Table 2 Graph vs relational database models [36, 37]

3.3 Cluster analysis

Clustering (cluster analysis), is a process of grouping data into distinct classes so that objects with similar attributes and/or characteristics are grouped in the same class/clusters [7]. It is classified as an unsupervised learning algorithm where the goal is to find meaningful patterns from underlying unlabeled data [38].

Traditional clustering algorithms such as K-means, DBSCAN, and agglomerative clustering, suffer when dealing with high-dimensional data since most often Euclidean distance alone is used as the distance/proximity measure between data points which fails at accurately portraying the relative positions of data points at high dimensions [39]. Spectral clustering algorithms overcome this (graphs are non-Euclidean data structures [40]) through the calculation of eigenvalues and eigenvectors from Euclidean distances of the graph Laplacian matrix to partition the graph in the eigenspace [8].

Clustering algorithms could be broadly generalized into two categories: partitional and hierarchical clustering (Celebi et al. [41]). The former partitions data points according to a pre-defined number of groups, while the latter hierarchically assigns data points as groups of subgroups, until all points belong to one cluster (bottom-up) or individual clusters (top-down). A brief comparison between partitional and hierarchical clustering algorithms is provided in Table 3. While hierarchical clustering is generously illustrative to have an elaborate overview of the cluster formation, which acts as a huge advantage to realize the similarity between data points in sub-clusters, it comes at the cost of higher time and space complexity (Garima et al. [42]) than partitional clustering.

Table 3 Comparison of commonly used clustering algorithms [41, 42]

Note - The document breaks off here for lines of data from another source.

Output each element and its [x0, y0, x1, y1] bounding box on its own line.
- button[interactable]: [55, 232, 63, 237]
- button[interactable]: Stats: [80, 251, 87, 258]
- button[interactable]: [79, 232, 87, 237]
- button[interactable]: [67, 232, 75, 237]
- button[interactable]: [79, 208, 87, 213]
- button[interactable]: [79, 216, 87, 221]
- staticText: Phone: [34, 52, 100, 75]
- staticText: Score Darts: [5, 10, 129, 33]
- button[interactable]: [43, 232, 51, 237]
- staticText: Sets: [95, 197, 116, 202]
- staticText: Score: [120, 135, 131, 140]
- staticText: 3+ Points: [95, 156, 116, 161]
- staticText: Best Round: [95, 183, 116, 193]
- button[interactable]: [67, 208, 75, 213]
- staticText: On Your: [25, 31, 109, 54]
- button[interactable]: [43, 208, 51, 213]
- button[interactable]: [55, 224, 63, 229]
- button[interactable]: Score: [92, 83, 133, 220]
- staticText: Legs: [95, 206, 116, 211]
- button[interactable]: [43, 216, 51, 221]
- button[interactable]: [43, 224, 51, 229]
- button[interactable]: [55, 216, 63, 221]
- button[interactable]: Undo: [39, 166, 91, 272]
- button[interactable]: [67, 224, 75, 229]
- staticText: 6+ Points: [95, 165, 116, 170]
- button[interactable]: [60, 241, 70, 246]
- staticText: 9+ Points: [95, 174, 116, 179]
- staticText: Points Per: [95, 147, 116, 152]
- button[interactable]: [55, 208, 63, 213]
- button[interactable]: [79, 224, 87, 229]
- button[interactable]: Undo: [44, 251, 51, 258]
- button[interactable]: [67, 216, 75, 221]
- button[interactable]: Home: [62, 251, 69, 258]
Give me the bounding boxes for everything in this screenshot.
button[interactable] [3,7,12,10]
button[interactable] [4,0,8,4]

Sum of squares of error (SSE) minimization: The most commonly used partitional clustering technique, K-means, optimizes SSE of clusters, while Ezugwu et al. [7] also labels it as a hard clustering technique. It has the advantage of being easily implemented on large datasets at a considerably low run time. The results are easily interpretable, which benefits the user in having a general overview of the data and possible clusters.

Fuzzy: Fuzzy clustering involves assigning the degree of membership, for each data point to more than one cluster, e.g. fuzzy c-means algorithm [48].

Mixture resolving: Mixture resolving methods, according to Grira et al. [49], assume that data points belong to one of several distributions. Expectation maximization (EM) is an iterative approach that aims to find the maximum likelihood estimates of the parameters [50] and is used in this case for parameter estimation.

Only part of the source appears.